DoorDash’s shares are somewhat volatile and have had 12 moves greater than 5% over the last year. But moves this big are rare even for DoorDash and indicate this news significantly impacted the market’s perception of the business.

The biggest move we wrote about over the last year was 7 months ago when the stock dropped 15.5% on the news that the company reported third-quarter results that missed profit expectations and provided a weaker-than-expected forecast for the upcoming quarter, raising concerns about future profitability. 

While the food delivery service's revenue of $3.45 billion for the third quarter surpassed analyst estimates, its GAAP earnings per share of $0.55 fell short of the consensus forecast of $0.68. More importantly, DoorDash's guidance for the fourth quarter was a significant point of concern for investors. The company projected adjusted EBITDA of $760 million at the midpoint, which was considerably below Wall Street's expectation of $822.4 million.
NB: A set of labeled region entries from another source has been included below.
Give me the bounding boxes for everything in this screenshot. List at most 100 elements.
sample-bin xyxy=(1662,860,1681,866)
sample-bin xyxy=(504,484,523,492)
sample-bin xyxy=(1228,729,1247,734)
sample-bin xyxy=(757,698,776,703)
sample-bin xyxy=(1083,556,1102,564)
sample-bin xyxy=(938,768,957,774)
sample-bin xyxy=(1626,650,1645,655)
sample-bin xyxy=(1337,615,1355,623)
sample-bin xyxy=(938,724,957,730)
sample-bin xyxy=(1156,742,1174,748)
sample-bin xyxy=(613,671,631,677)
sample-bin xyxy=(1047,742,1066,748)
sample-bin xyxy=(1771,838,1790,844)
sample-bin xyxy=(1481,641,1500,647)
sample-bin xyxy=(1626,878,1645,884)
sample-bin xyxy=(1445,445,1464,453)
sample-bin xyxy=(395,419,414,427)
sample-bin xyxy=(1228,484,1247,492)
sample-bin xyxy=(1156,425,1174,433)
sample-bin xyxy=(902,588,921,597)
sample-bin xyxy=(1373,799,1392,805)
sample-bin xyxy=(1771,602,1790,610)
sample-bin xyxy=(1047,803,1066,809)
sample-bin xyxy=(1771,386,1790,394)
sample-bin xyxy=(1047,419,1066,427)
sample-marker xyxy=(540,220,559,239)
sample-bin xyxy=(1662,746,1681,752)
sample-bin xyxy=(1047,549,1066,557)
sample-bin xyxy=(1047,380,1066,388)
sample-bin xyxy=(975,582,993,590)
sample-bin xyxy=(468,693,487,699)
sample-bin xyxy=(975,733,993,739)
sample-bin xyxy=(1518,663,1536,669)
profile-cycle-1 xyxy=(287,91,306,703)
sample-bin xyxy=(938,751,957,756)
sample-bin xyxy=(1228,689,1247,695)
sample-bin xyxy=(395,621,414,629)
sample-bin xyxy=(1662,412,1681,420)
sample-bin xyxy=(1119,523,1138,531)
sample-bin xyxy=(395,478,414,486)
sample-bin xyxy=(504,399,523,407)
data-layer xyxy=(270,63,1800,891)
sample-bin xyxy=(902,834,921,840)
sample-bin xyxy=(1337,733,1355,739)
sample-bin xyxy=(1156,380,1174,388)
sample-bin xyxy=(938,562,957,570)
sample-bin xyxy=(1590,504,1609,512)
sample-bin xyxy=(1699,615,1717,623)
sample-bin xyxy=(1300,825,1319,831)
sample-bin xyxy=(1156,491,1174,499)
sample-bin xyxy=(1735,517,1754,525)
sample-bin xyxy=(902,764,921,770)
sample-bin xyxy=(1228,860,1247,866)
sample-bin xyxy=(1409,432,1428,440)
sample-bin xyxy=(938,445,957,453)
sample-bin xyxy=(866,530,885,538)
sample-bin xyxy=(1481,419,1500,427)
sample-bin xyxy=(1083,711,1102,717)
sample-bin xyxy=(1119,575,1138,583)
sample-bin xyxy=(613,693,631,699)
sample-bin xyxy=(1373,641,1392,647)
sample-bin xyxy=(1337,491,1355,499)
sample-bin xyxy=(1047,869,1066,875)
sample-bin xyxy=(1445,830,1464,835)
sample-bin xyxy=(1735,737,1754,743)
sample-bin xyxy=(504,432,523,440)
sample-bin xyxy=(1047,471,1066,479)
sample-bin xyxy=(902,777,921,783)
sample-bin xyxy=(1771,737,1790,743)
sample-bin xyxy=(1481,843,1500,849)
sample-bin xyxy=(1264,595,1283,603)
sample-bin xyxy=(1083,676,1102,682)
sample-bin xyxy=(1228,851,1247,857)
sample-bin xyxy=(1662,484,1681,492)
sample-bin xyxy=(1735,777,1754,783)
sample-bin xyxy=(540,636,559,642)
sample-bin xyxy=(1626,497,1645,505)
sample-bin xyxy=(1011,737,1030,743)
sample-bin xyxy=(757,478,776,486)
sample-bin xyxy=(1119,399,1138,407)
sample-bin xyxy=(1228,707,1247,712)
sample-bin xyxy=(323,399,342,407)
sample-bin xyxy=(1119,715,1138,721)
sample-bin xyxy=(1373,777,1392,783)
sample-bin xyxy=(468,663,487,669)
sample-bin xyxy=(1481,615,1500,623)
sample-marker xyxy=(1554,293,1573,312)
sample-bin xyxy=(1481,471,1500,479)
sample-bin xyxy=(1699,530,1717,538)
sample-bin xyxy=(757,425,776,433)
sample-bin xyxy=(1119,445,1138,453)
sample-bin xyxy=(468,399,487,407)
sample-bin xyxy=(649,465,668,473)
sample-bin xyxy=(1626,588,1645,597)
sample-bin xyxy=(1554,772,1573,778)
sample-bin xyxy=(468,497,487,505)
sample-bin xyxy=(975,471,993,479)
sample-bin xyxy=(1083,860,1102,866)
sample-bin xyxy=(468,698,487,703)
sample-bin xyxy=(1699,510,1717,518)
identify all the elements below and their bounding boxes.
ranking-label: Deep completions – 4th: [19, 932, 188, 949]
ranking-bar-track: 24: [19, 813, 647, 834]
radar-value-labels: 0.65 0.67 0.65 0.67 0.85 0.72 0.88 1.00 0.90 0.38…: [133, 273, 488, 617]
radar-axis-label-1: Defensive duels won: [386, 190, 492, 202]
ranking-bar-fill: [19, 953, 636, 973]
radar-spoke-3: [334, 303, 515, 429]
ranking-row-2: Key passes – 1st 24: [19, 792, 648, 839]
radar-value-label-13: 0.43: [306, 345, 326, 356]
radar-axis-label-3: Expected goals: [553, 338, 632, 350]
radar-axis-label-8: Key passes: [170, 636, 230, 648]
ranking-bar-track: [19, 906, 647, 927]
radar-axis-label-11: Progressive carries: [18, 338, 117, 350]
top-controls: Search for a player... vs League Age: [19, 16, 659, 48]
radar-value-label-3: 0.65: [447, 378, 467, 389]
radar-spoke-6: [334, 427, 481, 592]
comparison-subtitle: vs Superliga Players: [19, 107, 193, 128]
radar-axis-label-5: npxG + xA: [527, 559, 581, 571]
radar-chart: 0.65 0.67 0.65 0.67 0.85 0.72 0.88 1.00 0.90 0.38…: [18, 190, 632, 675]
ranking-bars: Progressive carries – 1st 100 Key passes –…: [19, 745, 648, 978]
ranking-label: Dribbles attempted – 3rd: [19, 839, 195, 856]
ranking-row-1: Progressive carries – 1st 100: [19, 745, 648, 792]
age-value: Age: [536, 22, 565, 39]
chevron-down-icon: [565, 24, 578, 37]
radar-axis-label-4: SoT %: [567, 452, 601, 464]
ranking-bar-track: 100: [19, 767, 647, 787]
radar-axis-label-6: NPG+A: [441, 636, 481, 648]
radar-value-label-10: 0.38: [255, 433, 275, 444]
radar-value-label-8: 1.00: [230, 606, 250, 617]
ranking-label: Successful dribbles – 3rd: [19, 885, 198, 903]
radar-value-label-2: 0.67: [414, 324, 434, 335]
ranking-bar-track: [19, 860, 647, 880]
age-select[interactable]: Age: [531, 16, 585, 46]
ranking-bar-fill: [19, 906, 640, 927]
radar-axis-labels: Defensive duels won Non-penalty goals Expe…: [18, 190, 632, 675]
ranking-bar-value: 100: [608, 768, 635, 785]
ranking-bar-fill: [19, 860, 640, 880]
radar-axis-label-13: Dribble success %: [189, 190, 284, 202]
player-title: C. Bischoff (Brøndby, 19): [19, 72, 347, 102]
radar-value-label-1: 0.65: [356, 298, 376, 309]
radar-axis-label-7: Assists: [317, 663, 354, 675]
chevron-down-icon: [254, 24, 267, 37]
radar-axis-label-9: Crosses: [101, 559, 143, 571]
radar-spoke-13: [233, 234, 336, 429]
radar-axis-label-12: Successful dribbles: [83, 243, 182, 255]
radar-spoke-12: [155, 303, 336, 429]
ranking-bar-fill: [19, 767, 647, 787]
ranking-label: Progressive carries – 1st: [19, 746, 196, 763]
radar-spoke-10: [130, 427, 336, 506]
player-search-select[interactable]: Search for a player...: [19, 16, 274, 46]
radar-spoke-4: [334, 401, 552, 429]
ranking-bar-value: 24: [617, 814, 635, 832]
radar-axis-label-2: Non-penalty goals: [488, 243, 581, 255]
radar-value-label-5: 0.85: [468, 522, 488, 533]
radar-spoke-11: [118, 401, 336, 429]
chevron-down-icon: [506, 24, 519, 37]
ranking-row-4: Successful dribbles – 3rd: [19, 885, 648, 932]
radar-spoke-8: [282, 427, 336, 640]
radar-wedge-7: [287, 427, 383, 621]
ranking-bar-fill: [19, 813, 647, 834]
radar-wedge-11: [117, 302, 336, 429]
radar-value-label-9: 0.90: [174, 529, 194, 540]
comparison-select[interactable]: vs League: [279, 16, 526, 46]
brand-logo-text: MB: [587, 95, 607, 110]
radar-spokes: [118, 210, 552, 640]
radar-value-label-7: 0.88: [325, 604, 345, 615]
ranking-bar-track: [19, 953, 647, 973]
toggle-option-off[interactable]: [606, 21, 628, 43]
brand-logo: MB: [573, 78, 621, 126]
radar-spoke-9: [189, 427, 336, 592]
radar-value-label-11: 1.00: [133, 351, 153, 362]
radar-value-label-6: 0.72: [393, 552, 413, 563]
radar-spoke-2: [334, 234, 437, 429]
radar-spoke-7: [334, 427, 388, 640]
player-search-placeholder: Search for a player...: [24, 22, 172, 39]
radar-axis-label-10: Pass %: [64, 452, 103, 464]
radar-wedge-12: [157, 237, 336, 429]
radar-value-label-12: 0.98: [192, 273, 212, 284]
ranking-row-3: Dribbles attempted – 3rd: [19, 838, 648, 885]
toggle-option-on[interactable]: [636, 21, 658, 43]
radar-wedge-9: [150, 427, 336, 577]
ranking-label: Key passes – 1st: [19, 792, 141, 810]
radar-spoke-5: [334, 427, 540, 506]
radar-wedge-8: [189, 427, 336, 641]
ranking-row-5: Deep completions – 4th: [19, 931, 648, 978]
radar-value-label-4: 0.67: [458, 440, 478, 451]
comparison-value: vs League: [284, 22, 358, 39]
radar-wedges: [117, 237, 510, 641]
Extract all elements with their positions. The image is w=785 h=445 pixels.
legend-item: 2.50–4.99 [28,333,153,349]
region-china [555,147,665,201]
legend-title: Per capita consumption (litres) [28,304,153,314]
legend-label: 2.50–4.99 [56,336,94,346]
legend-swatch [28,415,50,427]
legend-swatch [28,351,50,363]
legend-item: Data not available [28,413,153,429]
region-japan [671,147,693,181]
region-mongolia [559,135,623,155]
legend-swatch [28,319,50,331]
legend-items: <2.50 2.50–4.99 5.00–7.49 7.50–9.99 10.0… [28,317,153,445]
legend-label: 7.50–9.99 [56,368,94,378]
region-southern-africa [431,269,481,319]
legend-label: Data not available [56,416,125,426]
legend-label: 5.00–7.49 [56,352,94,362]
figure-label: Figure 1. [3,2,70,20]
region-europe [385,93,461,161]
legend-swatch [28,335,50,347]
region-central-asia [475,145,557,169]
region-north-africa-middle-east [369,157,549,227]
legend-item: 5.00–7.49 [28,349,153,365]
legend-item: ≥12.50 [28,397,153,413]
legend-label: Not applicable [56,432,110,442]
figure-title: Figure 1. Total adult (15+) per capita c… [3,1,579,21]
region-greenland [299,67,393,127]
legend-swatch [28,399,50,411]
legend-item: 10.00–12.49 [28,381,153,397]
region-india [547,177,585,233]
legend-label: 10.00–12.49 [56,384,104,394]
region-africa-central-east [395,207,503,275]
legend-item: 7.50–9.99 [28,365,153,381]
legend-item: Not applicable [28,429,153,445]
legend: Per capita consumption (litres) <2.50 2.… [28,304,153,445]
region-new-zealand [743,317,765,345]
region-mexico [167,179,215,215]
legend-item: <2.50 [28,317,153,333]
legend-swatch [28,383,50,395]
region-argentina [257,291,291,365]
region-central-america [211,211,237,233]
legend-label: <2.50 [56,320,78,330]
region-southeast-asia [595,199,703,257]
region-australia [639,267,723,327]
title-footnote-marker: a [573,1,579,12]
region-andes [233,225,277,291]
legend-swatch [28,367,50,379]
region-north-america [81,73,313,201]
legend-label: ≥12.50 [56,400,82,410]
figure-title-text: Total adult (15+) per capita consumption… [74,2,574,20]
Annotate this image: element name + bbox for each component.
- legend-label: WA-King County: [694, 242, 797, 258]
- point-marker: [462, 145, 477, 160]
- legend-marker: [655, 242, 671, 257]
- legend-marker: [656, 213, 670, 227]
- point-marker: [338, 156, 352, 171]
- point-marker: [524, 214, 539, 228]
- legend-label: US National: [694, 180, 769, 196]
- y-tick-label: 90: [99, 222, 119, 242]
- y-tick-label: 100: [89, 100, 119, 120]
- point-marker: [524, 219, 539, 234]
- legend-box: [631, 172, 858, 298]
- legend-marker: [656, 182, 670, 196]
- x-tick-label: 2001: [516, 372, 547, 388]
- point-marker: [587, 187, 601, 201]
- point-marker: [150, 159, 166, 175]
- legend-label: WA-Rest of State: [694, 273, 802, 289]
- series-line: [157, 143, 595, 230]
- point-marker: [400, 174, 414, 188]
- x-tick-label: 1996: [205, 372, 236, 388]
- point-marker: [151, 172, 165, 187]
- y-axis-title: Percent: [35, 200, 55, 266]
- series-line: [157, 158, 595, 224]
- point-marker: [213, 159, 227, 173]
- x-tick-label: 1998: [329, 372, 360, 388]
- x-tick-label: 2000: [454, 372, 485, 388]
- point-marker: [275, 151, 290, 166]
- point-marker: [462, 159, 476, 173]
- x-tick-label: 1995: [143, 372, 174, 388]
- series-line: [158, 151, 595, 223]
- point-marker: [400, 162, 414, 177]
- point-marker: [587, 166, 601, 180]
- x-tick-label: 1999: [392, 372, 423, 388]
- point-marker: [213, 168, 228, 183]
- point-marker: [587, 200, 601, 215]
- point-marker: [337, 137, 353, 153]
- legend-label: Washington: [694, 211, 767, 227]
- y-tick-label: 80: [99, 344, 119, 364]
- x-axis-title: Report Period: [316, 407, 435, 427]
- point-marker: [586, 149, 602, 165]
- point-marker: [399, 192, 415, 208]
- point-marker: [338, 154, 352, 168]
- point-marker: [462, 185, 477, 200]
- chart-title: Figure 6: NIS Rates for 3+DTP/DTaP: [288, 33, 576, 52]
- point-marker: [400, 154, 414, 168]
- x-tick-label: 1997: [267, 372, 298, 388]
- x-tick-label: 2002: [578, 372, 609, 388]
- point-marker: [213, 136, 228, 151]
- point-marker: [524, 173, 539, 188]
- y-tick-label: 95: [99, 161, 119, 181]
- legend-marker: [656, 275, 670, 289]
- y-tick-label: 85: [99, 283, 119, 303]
This weaker outlook suggested potential pressures on profitability, overshadowing the revenue beat and leading to a sharp sell-off in the company's shares.

DoorDash is down 23.5% since the beginning of the year, and at $168.08 per share, it is trading 40.3% below its 52-week high of $281.74 from October 2025. Despite the year-to-date decline, investors who bought $1,000 worth of DoorDash’s shares 5 years ago would now be looking at an investment worth $1,059.